Rod Dreher sees Magdi Allam and thinks of Ronald Reagan, especially his approach to the Soviet Union. He cites “Spengler” in Asia Times.
A self-described revolution in world affairs has begun in the heart of one man. He is the Italian journalist and author Magdi Cristiano Allam, whom Pope Benedict XVI baptized during the Easter Vigil at St Peter’s. Allam’s renunciation of Islam as a religion of violence and his embrace of Christianity denotes the point at which the so-called global “war on terror” becomes a divergence of two irreconcilable modes of life: the Western way of faith supported by reason, against the Muslim world of fatalism and submission. As Magdi Allam recounted , on his road to conversion the challenge that Pope Benedict XVI offered to Islam in his September 2006 address at Regensburg was “undoubtedly the most extraordinary and important encounter in my decision to convert”. Osama bin Laden recently accused Benedict of plotting a new crusade against Islam, and instead finds something far more threatening: faith the size of a mustard seed that can move mountains. Before Benedict’s election, I summarized his position as “I have a mustard seed and I’m not afraid to use it.” Now the mustard seed has earned pride of place in global affairs.
At the heart of this is a cartoonish depiction of both Allam and Islam, of Allam as hero bravely choosing between Islam as “a religion of violence,””fatalism and submission,” and “the Western way of faith supported by reason.”
I’ve never met a Muslim, Sunni or Shia, who would accept the characterization of Islam as a religion of violence–they see instead that some Muslims have warped the religion–just as Christians would say when confronted by tales of Church-authorized torture and crusade.

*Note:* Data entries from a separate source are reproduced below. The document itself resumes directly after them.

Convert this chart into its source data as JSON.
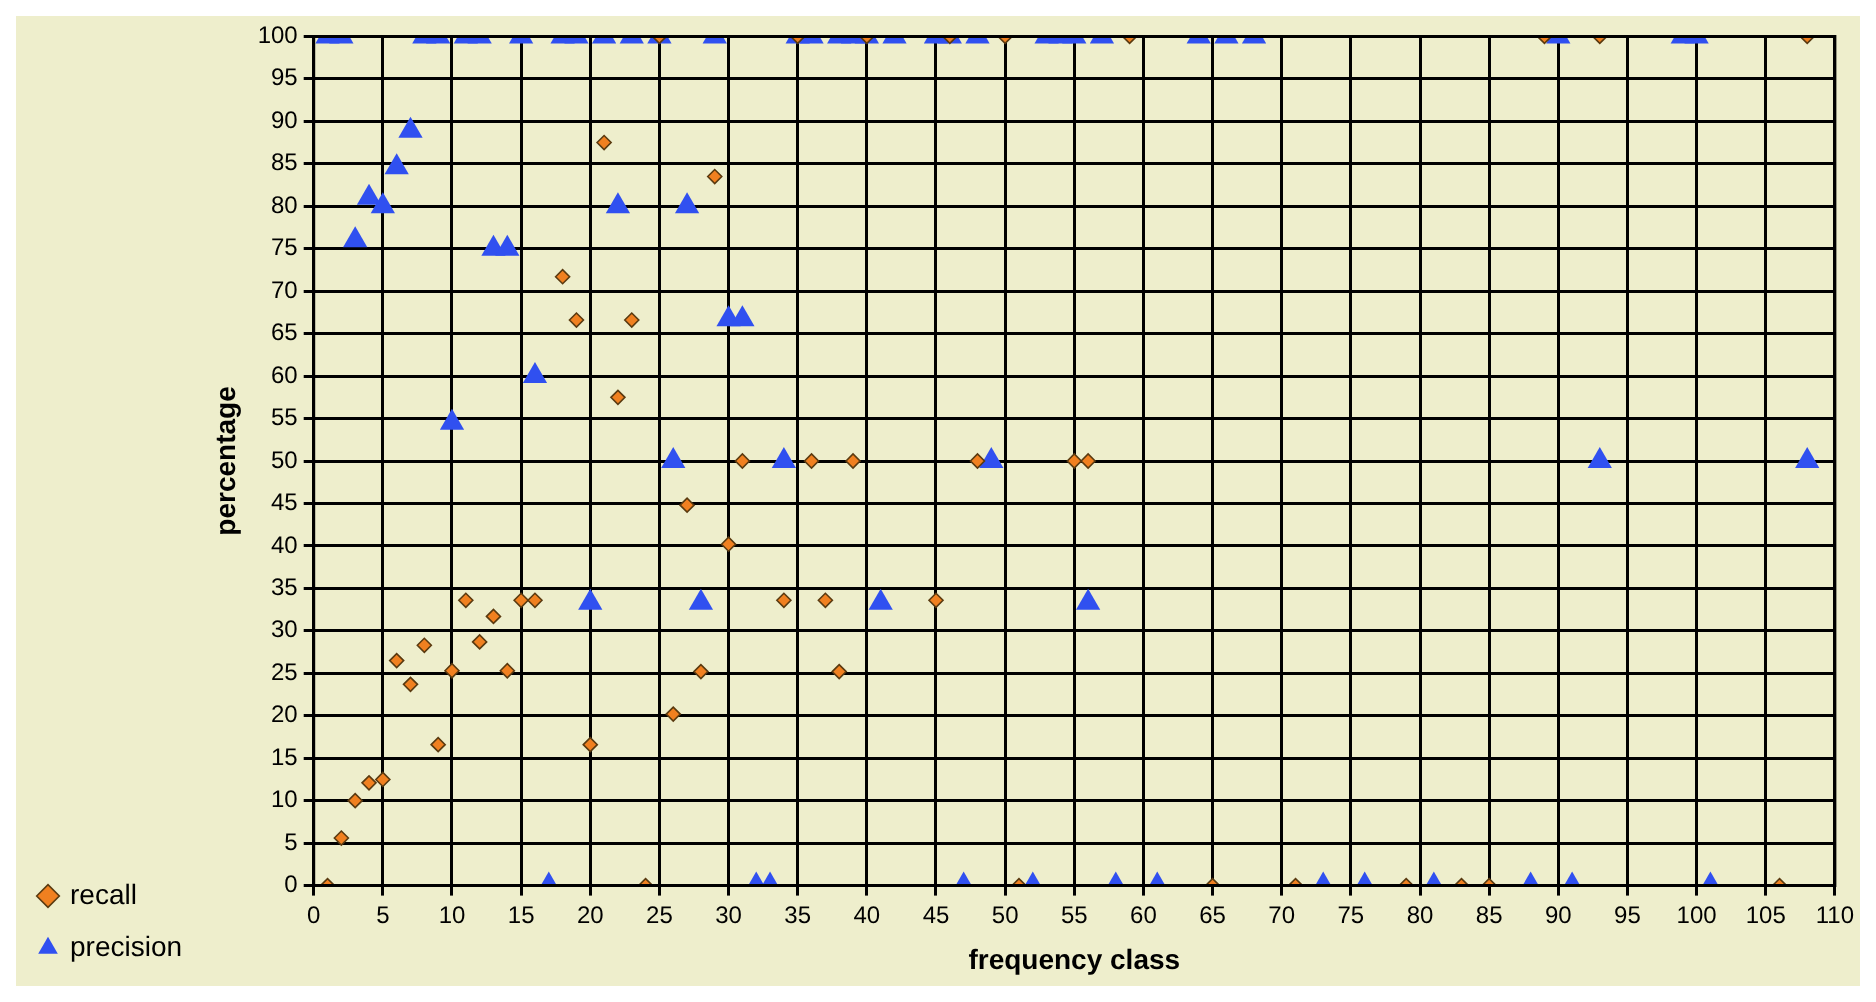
{
  "chart_data": {
    "type": "scatter",
    "xlabel": "frequency class",
    "ylabel": "percentage",
    "xlim": [
      0,
      110
    ],
    "ylim": [
      0,
      100
    ],
    "xticks": [
      0,
      5,
      10,
      15,
      20,
      25,
      30,
      35,
      40,
      45,
      50,
      55,
      60,
      65,
      70,
      75,
      80,
      85,
      90,
      95,
      100,
      105,
      110
    ],
    "yticks": [
      0,
      5,
      10,
      15,
      20,
      25,
      30,
      35,
      40,
      45,
      50,
      55,
      60,
      65,
      70,
      75,
      80,
      85,
      90,
      95,
      100
    ],
    "grid": true,
    "legend": "bottom left",
    "series": [
      {
        "name": "recall",
        "color": "#f08020",
        "marker": "diamond",
        "x": [
          1,
          2,
          3,
          4,
          5,
          6,
          7,
          8,
          9,
          10,
          11,
          12,
          13,
          14,
          15,
          16,
          18,
          19,
          20,
          21,
          22,
          23,
          24,
          25,
          26,
          27,
          28,
          29,
          30,
          31,
          34,
          35,
          36,
          37,
          38,
          39,
          40,
          45,
          46,
          48,
          50,
          51,
          55,
          56,
          59,
          65,
          71,
          79,
          83,
          85,
          89,
          93,
          106,
          108
        ],
        "values": [
          0,
          5.6,
          10,
          12.1,
          12.5,
          26.5,
          23.7,
          28.3,
          16.6,
          25.3,
          33.6,
          28.7,
          31.7,
          25.3,
          33.6,
          33.6,
          71.7,
          66.6,
          16.6,
          87.5,
          57.5,
          66.6,
          0,
          100,
          20.2,
          44.8,
          25.2,
          83.5,
          40.2,
          50,
          33.6,
          100,
          50,
          33.6,
          25.2,
          50,
          100,
          33.6,
          100,
          50,
          100,
          0,
          50,
          50,
          100,
          0,
          0,
          0,
          0,
          0,
          100,
          100,
          0,
          100
        ]
      },
      {
        "name": "precision",
        "color": "#3050f0",
        "marker": "triangle",
        "x": [
          1,
          2,
          3,
          4,
          5,
          6,
          7,
          8,
          9,
          10,
          11,
          12,
          13,
          14,
          15,
          16,
          17,
          18,
          19,
          20,
          21,
          22,
          23,
          25,
          26,
          27,
          28,
          29,
          30,
          31,
          32,
          33,
          34,
          35,
          36,
          38,
          39,
          40,
          41,
          42,
          45,
          46,
          47,
          48,
          49,
          52,
          53,
          54,
          55,
          56,
          57,
          58,
          61,
          64,
          66,
          68,
          73,
          76,
          81,
          88,
          90,
          91,
          93,
          99,
          100,
          101,
          108
        ],
        "values": [
          100,
          100,
          76,
          81,
          80,
          84.6,
          88.9,
          100,
          100,
          54.5,
          100,
          100,
          75,
          75,
          100,
          60,
          0,
          100,
          100,
          33.3,
          100,
          80,
          100,
          100,
          50,
          80,
          33.3,
          100,
          66.7,
          66.7,
          0,
          0,
          50,
          100,
          100,
          100,
          100,
          100,
          33.3,
          100,
          100,
          100,
          0,
          100,
          50,
          0,
          100,
          100,
          100,
          33.3,
          100,
          0,
          0,
          100,
          100,
          100,
          0,
          0,
          0,
          0,
          100,
          0,
          50,
          100,
          100,
          0,
          50
        ]
      }
    ]
  }
}
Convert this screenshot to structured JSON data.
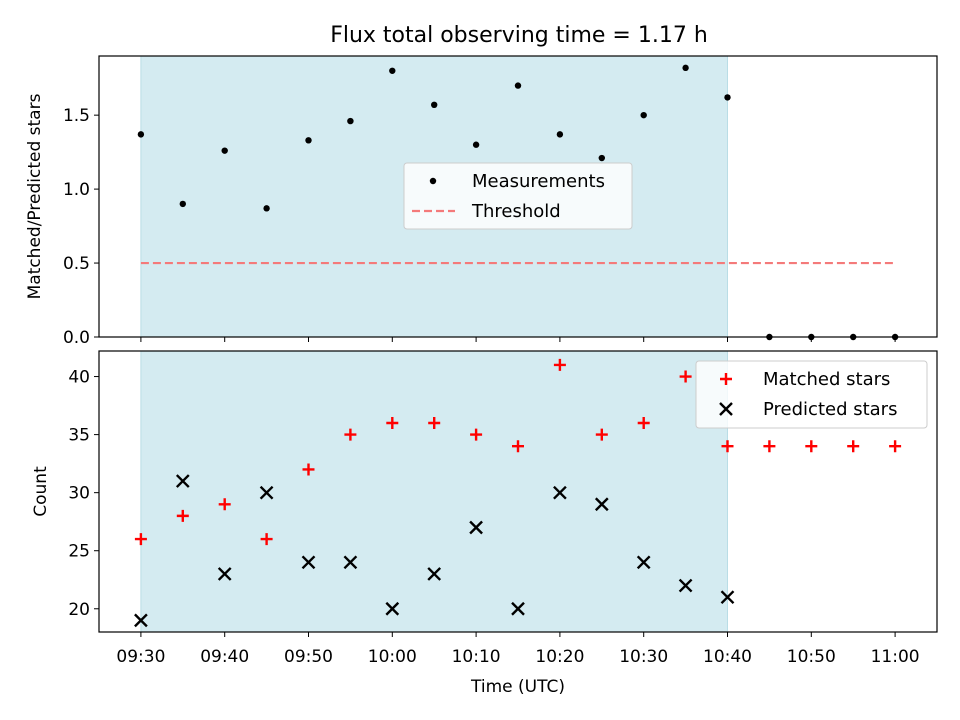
{
  "title": "Flux total observing time = 1.17 h",
  "chart_data": [
    {
      "type": "scatter",
      "ylabel": "Matched/Predicted stars",
      "ylim": [
        0,
        1.9
      ],
      "yticks": [
        0.0,
        0.5,
        1.0,
        1.5
      ],
      "ytick_labels": [
        "0.0",
        "0.5",
        "1.0",
        "1.5"
      ],
      "xlim": [
        "09:25",
        "11:05"
      ],
      "shaded_span": [
        "09:30",
        "10:40"
      ],
      "shade_color": "#d4ebf1",
      "legend_position": "center",
      "series": [
        {
          "name": "Measurements",
          "marker": "dot",
          "color": "#000000",
          "x": [
            "09:30",
            "09:35",
            "09:40",
            "09:45",
            "09:50",
            "09:55",
            "10:00",
            "10:05",
            "10:10",
            "10:15",
            "10:20",
            "10:25",
            "10:30",
            "10:35",
            "10:40",
            "10:45",
            "10:50",
            "10:55",
            "11:00"
          ],
          "y": [
            1.37,
            0.9,
            1.26,
            0.87,
            1.33,
            1.46,
            1.8,
            1.57,
            1.3,
            1.7,
            1.37,
            1.21,
            1.5,
            1.82,
            1.62,
            0.0,
            0.0,
            0.0,
            0.0
          ]
        },
        {
          "name": "Threshold",
          "marker": "dashed-line",
          "color": "#f47a7a",
          "x": [
            "09:30",
            "11:00"
          ],
          "y": [
            0.5,
            0.5
          ]
        }
      ]
    },
    {
      "type": "scatter",
      "xlabel": "Time (UTC)",
      "ylabel": "Count",
      "ylim": [
        18,
        42.2
      ],
      "yticks": [
        20,
        25,
        30,
        35,
        40
      ],
      "ytick_labels": [
        "20",
        "25",
        "30",
        "35",
        "40"
      ],
      "xlim": [
        "09:25",
        "11:05"
      ],
      "xtick_labels": [
        "09:30",
        "09:40",
        "09:50",
        "10:00",
        "10:10",
        "10:20",
        "10:30",
        "10:40",
        "10:50",
        "11:00"
      ],
      "shaded_span": [
        "09:30",
        "10:40"
      ],
      "shade_color": "#d4ebf1",
      "legend_position": "upper right",
      "series": [
        {
          "name": "Matched stars",
          "marker": "plus",
          "color": "#ff0000",
          "x": [
            "09:30",
            "09:35",
            "09:40",
            "09:45",
            "09:50",
            "09:55",
            "10:00",
            "10:05",
            "10:10",
            "10:15",
            "10:20",
            "10:25",
            "10:30",
            "10:35",
            "10:40",
            "10:45",
            "10:50",
            "10:55",
            "11:00"
          ],
          "y": [
            26,
            28,
            29,
            26,
            32,
            35,
            36,
            36,
            35,
            34,
            41,
            35,
            36,
            40,
            34,
            34,
            34,
            34,
            34
          ]
        },
        {
          "name": "Predicted stars",
          "marker": "x",
          "color": "#000000",
          "x": [
            "09:30",
            "09:35",
            "09:40",
            "09:45",
            "09:50",
            "09:55",
            "10:00",
            "10:05",
            "10:10",
            "10:15",
            "10:20",
            "10:25",
            "10:30",
            "10:35",
            "10:40"
          ],
          "y": [
            19,
            31,
            23,
            30,
            24,
            24,
            20,
            23,
            27,
            20,
            30,
            29,
            24,
            22,
            21
          ]
        }
      ]
    }
  ]
}
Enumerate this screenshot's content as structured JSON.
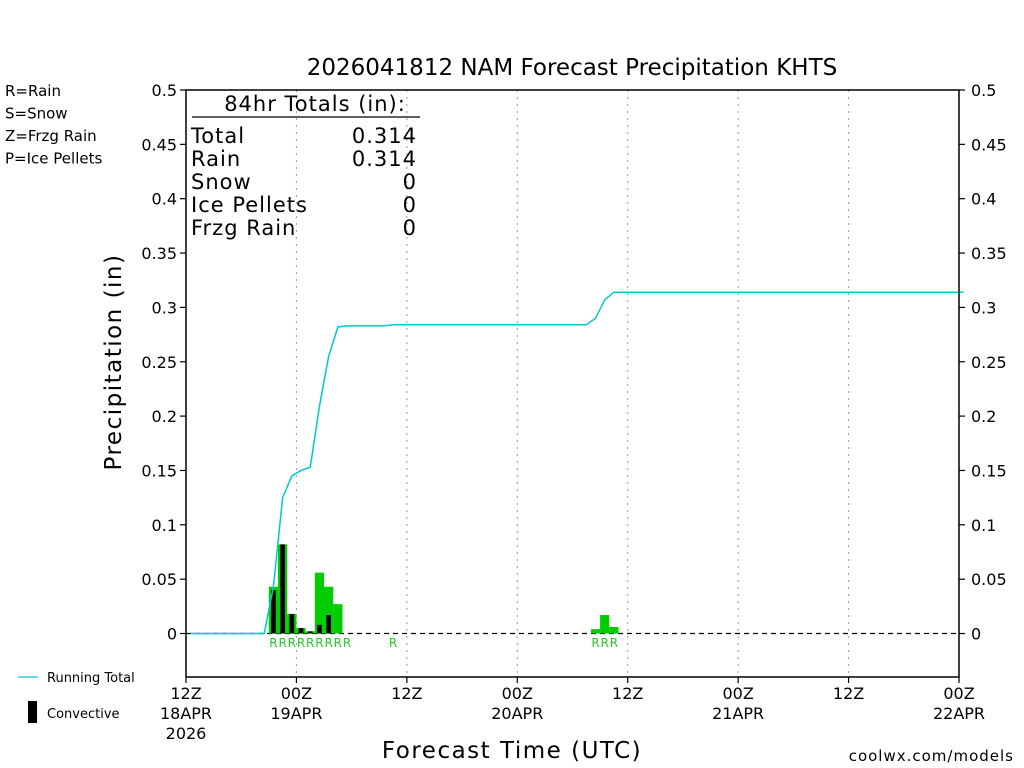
{
  "chart_data": {
    "type": "bar",
    "title": "2026041812 NAM Forecast Precipitation KHTS",
    "xlabel": "Forecast Time (UTC)",
    "ylabel": "Precipitation (in)",
    "ylim": [
      -0.04,
      0.5
    ],
    "xlim_hours": [
      0,
      84
    ],
    "y_ticks": [
      "0",
      "0.05",
      "0.1",
      "0.15",
      "0.2",
      "0.25",
      "0.3",
      "0.35",
      "0.4",
      "0.45",
      "0.5"
    ],
    "x_ticks": [
      {
        "hour": 0,
        "label": "12Z",
        "date": "18APR",
        "year": "2026"
      },
      {
        "hour": 12,
        "label": "00Z",
        "date": "19APR",
        "year": ""
      },
      {
        "hour": 24,
        "label": "12Z",
        "date": "",
        "year": ""
      },
      {
        "hour": 36,
        "label": "00Z",
        "date": "20APR",
        "year": ""
      },
      {
        "hour": 48,
        "label": "12Z",
        "date": "",
        "year": ""
      },
      {
        "hour": 60,
        "label": "00Z",
        "date": "21APR",
        "year": ""
      },
      {
        "hour": 72,
        "label": "12Z",
        "date": "",
        "year": ""
      },
      {
        "hour": 84,
        "label": "00Z",
        "date": "22APR",
        "year": ""
      }
    ],
    "grid_hours": [
      12,
      24,
      36,
      48,
      60,
      72
    ],
    "precip_bars": [
      {
        "hour": 9,
        "total": 0.043,
        "convective": 0.04
      },
      {
        "hour": 10,
        "total": 0.082,
        "convective": 0.082
      },
      {
        "hour": 11,
        "total": 0.018,
        "convective": 0.018
      },
      {
        "hour": 12,
        "total": 0.005,
        "convective": 0.005
      },
      {
        "hour": 13,
        "total": 0.002,
        "convective": 0.002
      },
      {
        "hour": 14,
        "total": 0.056,
        "convective": 0.008
      },
      {
        "hour": 15,
        "total": 0.043,
        "convective": 0.017
      },
      {
        "hour": 16,
        "total": 0.027,
        "convective": 0.0
      },
      {
        "hour": 44,
        "total": 0.004,
        "convective": 0.0
      },
      {
        "hour": 45,
        "total": 0.017,
        "convective": 0.0
      },
      {
        "hour": 46,
        "total": 0.006,
        "convective": 0.0
      }
    ],
    "running_total": {
      "hours": [
        0,
        8,
        9,
        10,
        11,
        12,
        13,
        14,
        15,
        16,
        17,
        18,
        20,
        21,
        22,
        24,
        36,
        43,
        44,
        45,
        46,
        84
      ],
      "values": [
        0,
        0,
        0.043,
        0.125,
        0.145,
        0.15,
        0.153,
        0.209,
        0.255,
        0.282,
        0.283,
        0.283,
        0.283,
        0.283,
        0.284,
        0.284,
        0.284,
        0.284,
        0.29,
        0.307,
        0.314,
        0.314
      ]
    },
    "precip_type_markers": [
      {
        "hour": 9,
        "type": "R"
      },
      {
        "hour": 10,
        "type": "R"
      },
      {
        "hour": 11,
        "type": "R"
      },
      {
        "hour": 12,
        "type": "R"
      },
      {
        "hour": 13,
        "type": "R"
      },
      {
        "hour": 14,
        "type": "R"
      },
      {
        "hour": 15,
        "type": "R"
      },
      {
        "hour": 16,
        "type": "R"
      },
      {
        "hour": 17,
        "type": "R"
      },
      {
        "hour": 22,
        "type": "R"
      },
      {
        "hour": 44,
        "type": "R"
      },
      {
        "hour": 45,
        "type": "R"
      },
      {
        "hour": 46,
        "type": "R"
      }
    ],
    "totals_box": {
      "header": "84hr Totals (in):",
      "rows": [
        {
          "label": "Total",
          "value": "0.314"
        },
        {
          "label": "Rain",
          "value": "0.314"
        },
        {
          "label": "Snow",
          "value": "0"
        },
        {
          "label": "Ice Pellets",
          "value": "0"
        },
        {
          "label": "Frzg Rain",
          "value": "0"
        }
      ]
    },
    "type_legend": [
      {
        "text": "R=Rain",
        "color": "#22cc22"
      },
      {
        "text": "S=Snow",
        "color": "#3344ee"
      },
      {
        "text": "Z=Frzg Rain",
        "color": "#ff8833"
      },
      {
        "text": "P=Ice Pellets",
        "color": "#ee1188"
      }
    ],
    "series_legend": {
      "running_total": "Running Total",
      "convective": "Convective"
    },
    "credit": "coolwx.com/models",
    "colors": {
      "total_bar": "#00cc00",
      "convective_bar": "#000000",
      "running_total": "#00c8d0",
      "rain_marker": "#22cc22",
      "credit": "#e03030"
    }
  }
}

As to “fatalism”–Christianity certainly has an element of that, as well. It’s called “predestination,” and you can find it in Augustine and in Reformed Protestantism.
And this “Western way of faith supported by reason” … from whom did the West learn it? Medieval scholastics such as Albertus Magnus and Thomas Aquinas got their Aristotelianism by way of Ibn Rushd (Averroes) and Ibn Sina (Avicenna).
As to submission …? It seems to me the Bible teaches a few things about submission to God and to one another.
Here’s a suggestion–if we want to create peace in the world, especially peace between religions, why not look at examples in history and in the world today where people get along? Why not look at examples where people still have their convictions, still share them freely, and yet live peaceably as friends and neighbors? That’s what life is like here in Houston.